明治20年(1887年)に、アメリカの哲学者フェノロサによって公開されることになりました。
お顔立ちやお姿は力強いのですが、指先には血が通っているかのような細やかさのある、不思議な観音さまです。

 公開時期: 随時
新収蔵庫の建立が決まり、観音さまは現在のお堂には令和3年(2021年)5月9日までいらっしゃいます。
工事中は東京国立博物館と奈良国立博物館の特別展に出開帳され、お帰りは令和4年(2022年)4月末の予定です。
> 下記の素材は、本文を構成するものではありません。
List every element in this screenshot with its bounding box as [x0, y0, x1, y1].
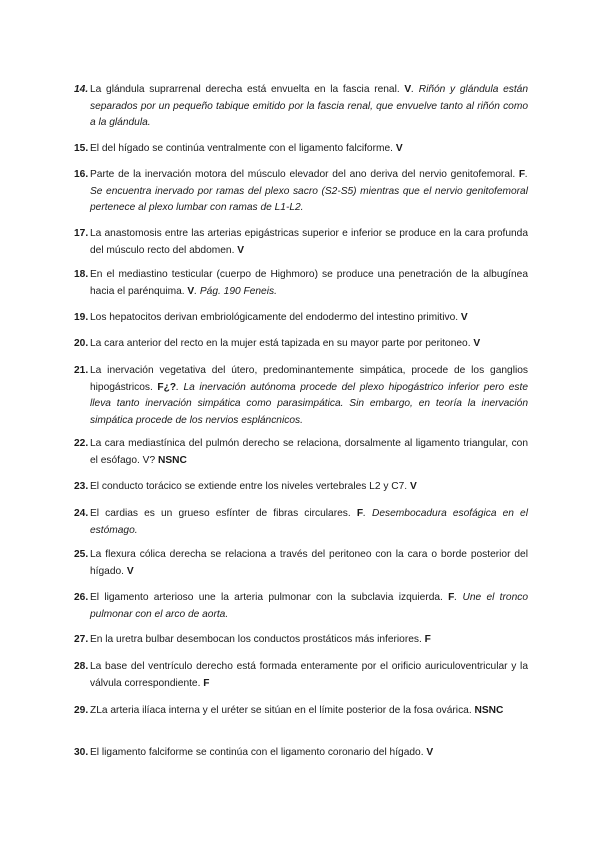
question-item [74, 363, 528, 429]
question-text: El cardias es un grueso esfínter de fibras circulares. [90, 508, 357, 519]
question-item [74, 590, 528, 623]
question-number: 30. [74, 747, 89, 758]
question-text: El ligamento falciforme se continúa con el ligamento coronario del hígado. [90, 747, 427, 758]
question-text: La glándula suprarrenal derecha está envuelta en la fascia renal. [90, 84, 405, 95]
question-text: El ligamento arterioso une la arteria pulmonar con la subclavia izquierda. [90, 592, 449, 603]
question-text: El del hígado se continúa ventralmente con el ligamento falciforme. [90, 143, 396, 154]
question-answer: V [126, 565, 134, 577]
question-answer: V [395, 143, 403, 154]
question-answer: F [448, 592, 455, 603]
question-answer: F [356, 508, 364, 519]
question-item [74, 310, 528, 327]
question-number: 19. [74, 312, 89, 323]
question-number: 25. [74, 549, 89, 560]
question-answer: V [187, 285, 195, 297]
question-answer: V [473, 338, 481, 349]
question-number: 26. [74, 592, 89, 603]
question-text: La inervación vegetativa del útero, predominantemente simpática, procede de los ganglios hipogástricos. [90, 365, 528, 393]
question-number: 16. [74, 169, 89, 180]
question-answer: F¿? [157, 381, 177, 393]
question-item [74, 506, 528, 539]
question-explanation: . La inervación autónoma procede del plexo hipogástrico inferior pero este lleva tanto inervación simpática como parasimpática. Sin embargo, en teoría la inervación simpática procede de los nervios espláncnicos. [90, 381, 529, 426]
question-text: El conducto torácico se extiende entre los niveles vertebrales L2 y C7. [90, 481, 410, 492]
question-text: Los hepatocitos derivan embriológicamente del endodermo del intestino primitivo. [90, 312, 461, 323]
question-number: 18. [74, 269, 89, 280]
question-number: 24. [74, 508, 89, 519]
question-number: 28. [74, 661, 89, 672]
question-item [74, 659, 528, 692]
question-number: 23. [74, 481, 89, 492]
question-answer: V [237, 244, 245, 256]
question-number: 27. [74, 634, 89, 645]
question-item [74, 547, 528, 580]
question-explanation: . Desembocadura esofágica en el estómago. [90, 508, 528, 536]
question-number: 14. [74, 84, 89, 95]
question-text: En la uretra bulbar desembocan los conductos prostáticos más inferiores. [90, 634, 425, 645]
question-answer: NSNC [157, 454, 187, 466]
question-text: La flexura cólica derecha se relaciona a través del peritoneo con la cara o borde posterior del hígado. [90, 549, 528, 577]
question-item [74, 82, 528, 132]
question-text: La cara anterior del recto en la mujer está tapizada en su mayor parte por peritoneo. [90, 338, 474, 349]
question-answer: F [424, 634, 431, 645]
question-number: 29. [74, 705, 89, 716]
question-answer: F [518, 169, 526, 180]
question-item [74, 167, 528, 217]
question-number: 20. [74, 338, 89, 349]
question-text: La anastomosis entre las arterias epigástricas superior e inferior se produce en la cara profunda del músculo recto del abdomen. [90, 228, 528, 256]
question-explanation: . Pág. 190 Feneis. [194, 285, 277, 297]
question-text: ZLa arteria ilíaca interna y el uréter se sitúan en el límite posterior de la fosa ovárica. [90, 705, 475, 716]
question-item [74, 703, 528, 720]
question-item [74, 226, 528, 259]
question-item [74, 745, 528, 762]
question-explanation: . Riñón y glándula están separados por un pequeño tabique emitido por la fascia renal, que envuelve tanto al riñón como a la glándula. [90, 84, 528, 128]
question-answer: V [409, 481, 417, 492]
question-text: En el mediastino testicular (cuerpo de Highmoro) se produce una penetración de la albugínea hacia el parénquima. [90, 269, 528, 297]
question-number: 15. [74, 143, 89, 154]
question-answer: V [404, 84, 412, 95]
question-item [74, 632, 528, 649]
question-explanation: . Se encuentra inervado por ramas del plexo sacro (S2-S5) mientras que el nervio genitofemoral pertenece al plexo lumbar con ramas de L1-L2. [90, 169, 528, 213]
question-number: 17. [74, 228, 89, 239]
question-item [74, 336, 528, 353]
question-item [74, 267, 528, 300]
question-answer: V [460, 312, 468, 323]
question-answer: F [203, 677, 210, 689]
question-explanation: . Une el tronco pulmonar con el arco de aorta. [90, 592, 528, 620]
question-item [74, 479, 528, 496]
question-answer: V [426, 747, 434, 758]
question-item [74, 141, 528, 158]
question-text: La cara mediastínica del pulmón derecho se relaciona, dorsalmente al ligamento triangular, con el esófago. V? [90, 438, 528, 466]
question-answer: NSNC [474, 705, 504, 716]
question-text: La base del ventrículo derecho está formada enteramente por el orificio auriculoventricular y la válvula correspondiente. [90, 661, 528, 689]
question-text: Parte de la inervación motora del músculo elevador del ano deriva del nervio genitofemoral. [90, 169, 519, 180]
question-number: 21. [74, 365, 89, 376]
question-number: 22. [74, 438, 89, 449]
question-item [74, 436, 528, 469]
 聖林寺: 和銅5年(712年)に藤原鎌足の長子の定慧が、談山妙楽寺(現在の談山神社)の別院として建立されました。
 交通: JR 万葉まほろば線(桜井線)・近鉄 大阪線 桜井駅から 桜井市コミュニティバス 「聖林寺」下車

長谷寺

 観音さま: 重要文化財
長谷寺の本尊で、丈六で右手に錫杖を持つ長谷寺式十一面観音です。
現在の観音さまは室町時代の天文7年(1538年)に大仏師運宗らによって造立された、日本で最大の木造の仏さまです。
特別拝観のときには足元まで近付くことができます。

 公開時期: 春、秋

 長谷寺: 朱鳥元年(686年)に道明上人が西の岡に銅板法華説相図(千仏多宝仏塔)を、神亀4年(727年)に徳道上人が東の岡に十一面観音をそれぞれ安置したのが始まりです。

 最寄り駅: 近鉄 大阪線 長谷寺駅

室生寺

 観音さま: 国宝
平安時代前期の作。
うっすらと彩色が残り、肉付きのいいお体と整ったお顔がとても美しい観音さまです。
優美でいて、威厳があります。

 公開時期: 寳物殿開館時

 室生寺: 天武天皇の勅願で役行者(小角)が創建したのが始まりです。

 交通: 近鉄 大阪線 室生口大野駅から 奈良交通バス 「室生寺行き」終点下車

専用のご朱印帳があります

専用の朱印帳は和綴じです。

ご朱印は散華の形をした朱印用紙に書かれます。(志納料300円)
いただいたご朱印を、観音さまのお写真の見開きページに収納できるように作られています。

巡拝は順不同、ご朱印は最初にお参りしたお寺で購入してください(志納料500円)。